Representational considerations in models of sound change
Rebecca Morley (Ohio State)
Tuesday 25 April 2017, 11:00–12:30
1.17 Dugald Stewart Building
One view of phoneme split takes it to be the result of divergent phonetic variants (e.g., Janda and Joseph 2003). Closely tied to this view is the hypothesis of iterativity: socially motivated phonetic exaggeration accumulating over successive generations (e.g., Labov 1972, Guy 1980), or progressive reduction of frequent words over time (Phillips 1984, Bybee 2002). Iterativity is often assumed to be an inherent property of exemplar models. In a typical scenario production starts with the selection of a token from the desired category. The token is then reduced, lenited, or otherwise altered in some way, resulting in a new phonetic token. The new token is added back to the cloud of stored tokens, and the process starts over again (see Pierrehumbert (2001)). Via this production-perception loop words can be reduced two or more times with respect to the originating token. As more frequent words are more often produced, the chances of multiply reduced tokens are higher. However, contrary to expectation, the mechanism described does not consistently result in shorter word lengths for high-frequency vs. low-frequency words. If frequency of occurrence is expressed in number of tokens, and sampling for production is random, then producing a less reduced token is also more likely in high, than low, frequency categories. And regardless of whether tokens decay, or are replaced, the low-frequency category will eventually ‘catch up’ with the higher-frequency category, and all words will achieve some optimal length. In fact, the production side of this model makes even more problematic predictions. If phoneme-level tokens are selected at random from a phonetically detailed exemplar cloud then egregious mismatch is possible; e.g., an [æ] originally followed by an [m] being selected for a pre-[b] context. It is the same at the word level: a word token originally produced in a frequent collocation, selected for a low-frequency context, etc. Indexing exemplar clouds with all the necessary contextual information, however, results in an explosion of categories, and a depletion of category members. In the limit, each category would contain a single member.

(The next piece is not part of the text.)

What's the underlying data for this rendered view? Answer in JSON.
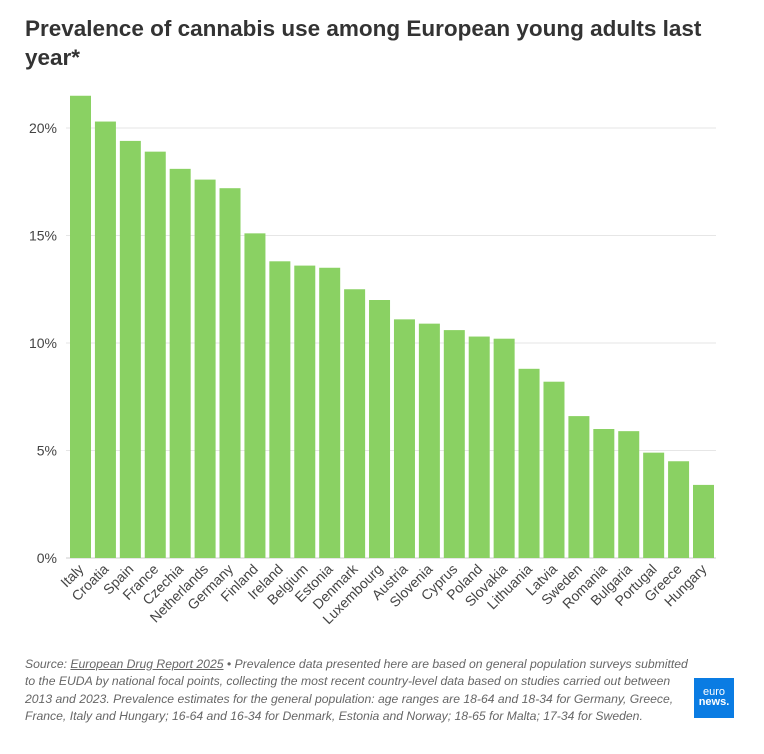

Developing a model for the interaction of synchronic variation and diachronic change requires resolving these and other representational issues, some of which only surface when the entire trajectory of change is considered. Thus, while existing models can capture category shift and merger (Pierrehumbert 2001), or contrast stability and dispersion (Garrett and Johnson 2013, Wedel 2004), there are few that can capture both. The model of Sóskuthy (2013) can generate phoneme split, no-change, and no-split with phonetic shift, as the result of vowel lengthening before voiced obstruents. However, these outcomes require a representational structure in which vowel categories contain at least two sub-categories: pre voiced-obstruent, and pre voiceless-obstruent. Crucially, these subcategories are semi-permeable, and greater frequency of occurrence can cause one sub-category to subsume the other. This scenario raises another unresolved question in exemplar modeling: the interaction between higher and lower level categories. Most models work exclusively at one level, and assume the others. But the process by which the necessary categories at the sub-word level are generated from the word level (or vice versa) is non-trivial, and may not be consistent with model assumptions. A category as abstract as “vowels occurring in environments followed by a voiced obstruent” requires a massive amount of generalization over words with different syllable structures, over obstruents at different places of articulation, etc. And if speakers create categories such as this, then they can be expected to create categories such as “vowels before coronals”, etc. It is not at all clear that existing models will be able to ‘scale up’ adequately under this added complexity.
This work gives a formal account of the representational commitments and assumptions of a range of models, and an assessment of their self-consistency. The claim is that the resolution of outstanding problems lies in determining the division between representations and processes. I argue, on the one hand, that phonetic effects such as “vowel lengthening”, or “vowel nasalization” are not processes themselves, but reside at the representational level. On the other hand, speaking rate must be able to apply after exemplar selection to compress or expand tokens as necessary to match speed of production. I consider prosodic effects, such as phrase-final lengthening to be necessarily processual as well. The ramifications of these representational choices are discussed with respect to the necessary constraints on a model deriving categorical sound change from existing synchronic variation.